Mike Gunton, executive producer and creative director at BBC Studios’ Natural History Unit, says the series was filmed in an entirely different way to shows such as Planet Earth and Blue Planet, with more time spent living with each animal. “It was quite a risky thing to do. Many of us had worked on those sequenced shows and you spend a month with those creatures and you see an insight into a very short window of their lives. The frustration is that you leave them and you know their complex story is begging to be told [more]. This was an opportunity to tell those longer stories, more in depth and really feel part of these animals’ lives. We effectively casted the stories. One of things that appealed to us was to tell a slightly different narrative. It’s testament to the incredible natural history skill of the team that they were always there for the key moments,” he said.

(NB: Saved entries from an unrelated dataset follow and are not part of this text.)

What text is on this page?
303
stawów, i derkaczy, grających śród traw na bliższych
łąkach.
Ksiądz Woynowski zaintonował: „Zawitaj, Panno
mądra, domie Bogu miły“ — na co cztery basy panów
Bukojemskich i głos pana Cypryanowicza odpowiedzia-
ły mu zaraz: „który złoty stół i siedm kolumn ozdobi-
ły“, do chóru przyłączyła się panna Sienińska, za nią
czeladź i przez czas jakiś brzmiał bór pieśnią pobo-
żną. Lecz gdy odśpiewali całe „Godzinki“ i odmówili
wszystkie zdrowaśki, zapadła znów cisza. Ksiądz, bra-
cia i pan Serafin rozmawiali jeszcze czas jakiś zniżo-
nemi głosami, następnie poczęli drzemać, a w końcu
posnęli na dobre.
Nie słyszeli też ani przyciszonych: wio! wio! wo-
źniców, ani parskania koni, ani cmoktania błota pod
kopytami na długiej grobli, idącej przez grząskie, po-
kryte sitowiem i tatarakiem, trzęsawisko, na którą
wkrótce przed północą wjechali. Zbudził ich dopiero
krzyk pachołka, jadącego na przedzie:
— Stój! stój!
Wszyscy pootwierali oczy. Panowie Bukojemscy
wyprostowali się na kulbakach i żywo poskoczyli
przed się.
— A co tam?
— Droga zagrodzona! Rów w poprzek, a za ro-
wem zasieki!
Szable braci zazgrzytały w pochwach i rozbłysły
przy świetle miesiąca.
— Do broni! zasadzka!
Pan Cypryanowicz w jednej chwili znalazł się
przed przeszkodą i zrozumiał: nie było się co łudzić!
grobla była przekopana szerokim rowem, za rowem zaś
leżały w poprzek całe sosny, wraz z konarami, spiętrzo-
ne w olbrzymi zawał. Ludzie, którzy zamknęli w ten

Like with Blue Planet II’s drive to reduce plastic usage, Dynasties highlights the issue of space as humans encroach on the areas where animals live. Sir David Attenborough says that he believes showing people what is going on is the best way to drive change. “From the South Pole to West Africa, the common concern is space because there is an encroachment of the human population and that’s the case for every episode, apart from maybe the Antarctic. There is an acceptance that these animals are under pressure from humans. How do you solve this? It’s raising people’s passion and belief and desire to recognise that animals have a right to space. The biggest problem is in India, [where] tigers hunt human children so people living alongside tigers have it tough,” he adds.

But Gunton admits that “space is not as sexy as plastic”. “It’s hard to get your head around, it’s a much bigger issue so bringing attention to it through the individual struggles of these animals lives, that’s a very good way.”

Natural history programmes often take years to produce – Dynasties took around four years – so can become more challenging as the BBC faces a funding crisis. Gunton says that the impact, and high ratings, that these programmes bring mean that the BBC strongly supports their development. “It’s often said that [wildlife docs] are a jewel in the crown of the BBC’s output. We have a number of these types of projects looking forward quite a way in the future and I think that’s unique, I doubt there’s another genre that has commitments this far out. That’s thanks to the BBC’s commitment and the licence fee’s commitment to these kind of shows and it’s only the BBC that is doing it.”

Director General Tony Hall admits that they are a risky endeavor, but that they are worth it.

“Our natural history teams never cease to amaze and inspire,” he said. “It’s forty years since Sir David Attenborough invented the first natural history landmark, Life on Earth, and since then he and our NHU have created a new form of event television. They keep pushing the boundaries.”

The show will air on BBC One later this autumn and will be followed by a simulcast across BBC America, AMC, IFC and SundanceTV on Saturday January 19. It has also been co-produced by France Télévisions and China’s Tencent.

It will also roll out globally after BBC Studios Distribution closed a raft of deals with the likes of Discovery in Latin America, WDR in Germany, Telefonica in Spain and Blue Ant Media in Canada.

Nick Percy, EVP Western Europe at BBC Studios, told Deadline that it performed well at the recent Mipcom market in Cannes. “There’s been huge interest in both as there has for our new natural history launch Dynasties, which also caused a stir. Dynasties stood out in market where we heard buyers express disappointment with the lack of good quality factual and factual entertainment content available generally – an area where our catalogue really stands out.”